Bunlar kavramsal olarak birbirinden farklı şeylerdir. Hakim, hakimlik, mahkeme birbirinden farklı şeylerdir.

(10)

9

Mahkemeden söz ettiğimizde teşkilatıyla beraber bir müesseseden bahsediyoruz.

Teşkilatın parçaları da hakim veya hakimlerdir.

Bu tablodan şunu anlamamız gerekir. Kamu davasının açılabilmesi savcının tekelinde olan, savcının karar verdiği bir husus değildir. CMK m.175’te iddianamenin kabulü ile kamu davası açılıyor denilmekte. Dolayısıyla savcının iddianame düzenlemiş olması soruşturmanın bittiği anlamına gelmez. Bu iddianamenin yöneltildiği mahkeme tarafından kabul veya reddedildiği anlamına gelir. İade ettiği durumlarda biz hala soruşturma evresinde kalmaya devam ederiz. İddianameyi sunup şüpheliyi tespit ettiğimizde – her iddianamede bir şüpheli gerekir - henüz kabulden önce şüpheli yakalandı. Tutuklama kararını soruşturma evresindeyse sulh ceza hakimi; kovuşturma evresinde ise görevli ve yetkili mahkeme verir.

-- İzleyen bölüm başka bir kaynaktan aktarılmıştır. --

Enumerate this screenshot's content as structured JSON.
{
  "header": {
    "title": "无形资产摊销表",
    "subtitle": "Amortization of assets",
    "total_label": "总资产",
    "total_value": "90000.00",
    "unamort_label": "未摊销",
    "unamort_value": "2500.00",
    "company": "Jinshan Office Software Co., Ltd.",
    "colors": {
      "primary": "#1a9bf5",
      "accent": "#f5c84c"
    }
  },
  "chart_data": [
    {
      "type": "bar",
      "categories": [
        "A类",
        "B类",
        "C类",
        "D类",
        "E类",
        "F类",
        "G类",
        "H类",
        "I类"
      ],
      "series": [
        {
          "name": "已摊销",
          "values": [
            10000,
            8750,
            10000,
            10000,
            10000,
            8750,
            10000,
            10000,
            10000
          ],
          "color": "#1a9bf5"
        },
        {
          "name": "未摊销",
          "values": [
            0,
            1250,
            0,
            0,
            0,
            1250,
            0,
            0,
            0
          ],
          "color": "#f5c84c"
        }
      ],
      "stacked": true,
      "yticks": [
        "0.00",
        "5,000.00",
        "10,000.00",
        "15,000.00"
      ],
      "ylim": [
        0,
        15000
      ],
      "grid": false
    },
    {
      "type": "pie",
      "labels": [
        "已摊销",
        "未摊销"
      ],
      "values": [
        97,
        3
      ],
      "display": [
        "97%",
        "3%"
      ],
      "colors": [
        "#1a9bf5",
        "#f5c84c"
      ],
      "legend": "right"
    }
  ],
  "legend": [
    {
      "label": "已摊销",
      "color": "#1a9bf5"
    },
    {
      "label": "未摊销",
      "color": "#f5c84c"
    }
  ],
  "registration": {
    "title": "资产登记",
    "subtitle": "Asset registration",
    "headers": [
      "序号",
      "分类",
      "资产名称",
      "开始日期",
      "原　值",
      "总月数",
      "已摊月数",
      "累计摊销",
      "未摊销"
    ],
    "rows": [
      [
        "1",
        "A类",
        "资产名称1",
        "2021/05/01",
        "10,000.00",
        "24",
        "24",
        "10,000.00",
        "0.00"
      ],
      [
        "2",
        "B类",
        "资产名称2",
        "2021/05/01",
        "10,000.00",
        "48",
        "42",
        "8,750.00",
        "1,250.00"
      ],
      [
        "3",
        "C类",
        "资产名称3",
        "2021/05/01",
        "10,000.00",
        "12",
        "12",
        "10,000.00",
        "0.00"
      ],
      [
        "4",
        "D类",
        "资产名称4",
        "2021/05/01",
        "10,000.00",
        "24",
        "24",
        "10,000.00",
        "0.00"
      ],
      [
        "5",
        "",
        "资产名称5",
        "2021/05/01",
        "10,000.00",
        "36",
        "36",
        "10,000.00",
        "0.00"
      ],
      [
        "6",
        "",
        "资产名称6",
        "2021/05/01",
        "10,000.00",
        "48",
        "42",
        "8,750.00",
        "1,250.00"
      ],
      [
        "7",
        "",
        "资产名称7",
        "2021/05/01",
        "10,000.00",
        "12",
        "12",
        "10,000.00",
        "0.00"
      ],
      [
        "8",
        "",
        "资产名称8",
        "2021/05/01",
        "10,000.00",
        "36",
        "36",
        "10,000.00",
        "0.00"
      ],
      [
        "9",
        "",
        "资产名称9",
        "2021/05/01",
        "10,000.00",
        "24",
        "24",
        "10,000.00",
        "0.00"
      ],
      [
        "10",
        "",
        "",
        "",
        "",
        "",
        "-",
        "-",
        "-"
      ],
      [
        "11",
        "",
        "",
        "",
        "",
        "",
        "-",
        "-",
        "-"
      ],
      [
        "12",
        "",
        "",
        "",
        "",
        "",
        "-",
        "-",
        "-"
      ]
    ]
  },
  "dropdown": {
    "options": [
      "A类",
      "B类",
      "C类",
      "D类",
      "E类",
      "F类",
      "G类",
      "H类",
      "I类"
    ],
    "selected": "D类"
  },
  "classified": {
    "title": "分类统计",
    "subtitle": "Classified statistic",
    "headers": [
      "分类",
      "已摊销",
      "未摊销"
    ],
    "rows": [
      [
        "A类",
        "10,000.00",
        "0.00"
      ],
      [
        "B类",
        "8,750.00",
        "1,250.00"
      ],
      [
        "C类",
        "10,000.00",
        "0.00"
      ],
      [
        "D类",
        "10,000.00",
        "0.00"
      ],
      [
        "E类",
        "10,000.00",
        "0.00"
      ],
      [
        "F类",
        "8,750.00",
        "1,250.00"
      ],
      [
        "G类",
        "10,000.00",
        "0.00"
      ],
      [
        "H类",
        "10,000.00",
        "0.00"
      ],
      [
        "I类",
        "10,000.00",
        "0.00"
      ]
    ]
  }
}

▪ Soruşturma evresinde temel prensip gizliliktir; kovuşturma evresinde özellik duruşmada aleniliktir.

▪ Soruşturma evresinde tüm işlemler yazılı olur. Sözlü olanlar da tutanağa geçirilir. Kovuşturma evresinde ise işlemler sözlü olarak yapılır.

➢ Kovuşturma

İddianamenin kabulünden olağan kanun yollarının bitmesine kadar olan sürece kovuşturma denir.

Kovuşturma evresinde artık bizim elimizde suç şüphesi altında olan bir kişi yoktur.

Artık kendisine suç isnat edilen bir ‘’sanık’’ vardır.

▪ Hukuki yardım sunan avukata burada da müdafi denir.

Mağdur veya suçtan zarar gören burada da varlığını korur. Burada değişiklik yok.

Ancak mağdur veya suçtan zarar gören kovuşturmada bir makam işgal etmek istiyorsa, süje olarak katılmak istiyorsa o zaman katılan sıfatını üstlenebilir. Üstlenebilir diyoruz. Demek ki sadece mağdur veya sadece suçtan zarar gören olarak da bulunabilir. Ancak katılan olmak bu kişilere bir takım ek yetki ve imkanlar sağlar.

▪ Katılanı temsil eden kişiye de vekil diyoruz.

Kovuşturma evresi 3 ana bölümden oluşur:

1. İddianamenin kabulü ile duruşma günü arasındaki duruşma hazırlığı 2. Duruşma ve hüküm

3. Kanun yolları ve kesinleşme

(11)

10

Yani kanun yolları evresinde de biz hala kovuşturma evresindeyiz.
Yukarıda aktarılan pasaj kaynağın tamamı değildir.